On Tuesday, while Adam Lambert sang Led Zeppelin’s "Whole Lotta Love," I got pregnant with our love child.
On Wednesday, I shopped online for a black leather layette.
On Thursday, the ultrasound revealed twins.
On Friday, Adam Lambert’s people scheduled time for him to come to Mt. Carmel High School to have a conjugal visit with me.
Naturally, I had to figure out a way to get on campus. Standing outside in the hot sun, peering through the fence wouldn't be good for me in my condition. Sitting in the stands with the general public would not be suitable for the imaginary wife of a star. So I called my people where my people equals my friend, Helen, who is a teacher at Mt. Carmel. Helen told me I could come to her classroom before the event and then go sit with her in the stands on the Mt. Carmel side.
Despite morning sickness and swollen feet, I arrived at the Mt. Carmel campus about an hour before Adam Lambert was scheduled to appear.
There were all manner of big guys in red security jackets swarming the parking lot and blocking all the entrances. I approached the front entrance, and tried to appear very non-stalker-y.
Security: Ma’am, where are you going?
Me [looking around]: What’s going on here?
Security: Adam Lambert is going to be here.
Me [wondering if this would be going too far, but I’ve never been known to quit while I’m ahead]: Who is Adam Lambert?

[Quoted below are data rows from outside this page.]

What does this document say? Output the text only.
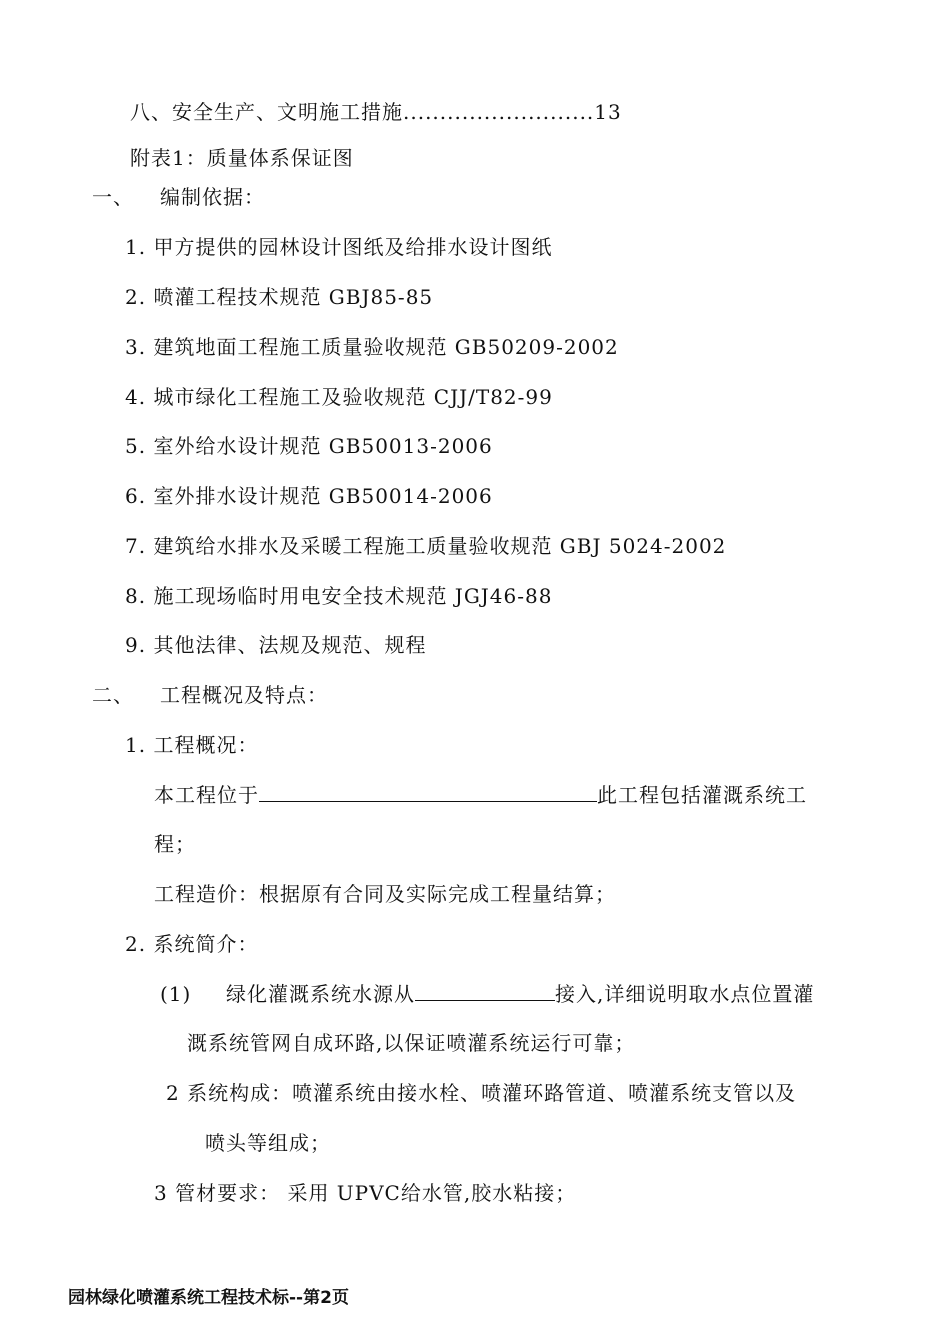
八、安全生产、文明施工措施..........................13
附表1：质量体系保证图
一、 编制依据：
1. 甲方提供的园林设计图纸及给排水设计图纸
2. 喷灌工程技术规范 GBJ85-85
3. 建筑地面工程施工质量验收规范 GB50209-2002
4. 城市绿化工程施工及验收规范 CJJ/T82-99
5. 室外给水设计规范 GB50013-2006
6. 室外排水设计规范 GB50014-2006
7. 建筑给水排水及采暖工程施工质量验收规范 GBJ 5024-2002
8. 施工现场临时用电安全技术规范 JGJ46-88
9. 其他法律、法规及规范、规程
二、 工程概况及特点：
1. 工程概况：
本工程位于	此工程包括灌溉系统工
程；
工程造价：根据原有合同及实际完成工程量结算；
2. 系统简介：
(1) 绿化灌溉系统水源从	接入,详细说明取水点位置灌
溉系统管网自成环路,以保证喷灌系统运行可靠；
2 系统构成：喷灌系统由接水栓、喷灌环路管道、喷灌系统支管以及
喷头等组成；
3 管材要求： 采用 UPVC给水管,胶水粘接；
园林绿化喷灌系统工程技术标--第2页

Security: [Looking me in the eye.]
Me: [Looking back without blinking.]
Security: He’s an American Idol contestant.
Me: Oh. He’s coming here today?
Security: He was a student here.
Me: Oh. No wonder I couldn’t get in the parking lot.
Security: Where were you headed?
Me [knowing that I’m about earn the hottest room in hell]: I’m volunteering for a teacher. She sure picked the wrong day to ask for my help, didn’t she?
Security: Yeah. Go ahead.
Me [relieved that they didn’t check my purse with camera, binoculars, and iPhone with my custom-designed Adam Lambert wallpaper]: Thanks. Good luck today.
I made a video of my conjugal visit with Adam Lambert. The audio is craptastic because hello high school sound system. And the video is only slightly less craptastic where slightly less craptastic equals holy hell is she kidding? because I shot it with the little Canon PowerShot SD1100 I'd hidden in my purse. The video is also jumpy because I could feel the babies kicking where feel the babies kicking equals standing in a crowd of screaming high school students. It can be watched in high quality though.
(Special Instructions for People Like Me: After you hit the play arrow on the video below, be sure to click the HQ button on the bottom right.)
In case anyone in my family needs last-minute Mother’s Day gift ideas, clearly I could use a new video camera. Oh, and some paraben-free eyeliner and black nail polish for the twins.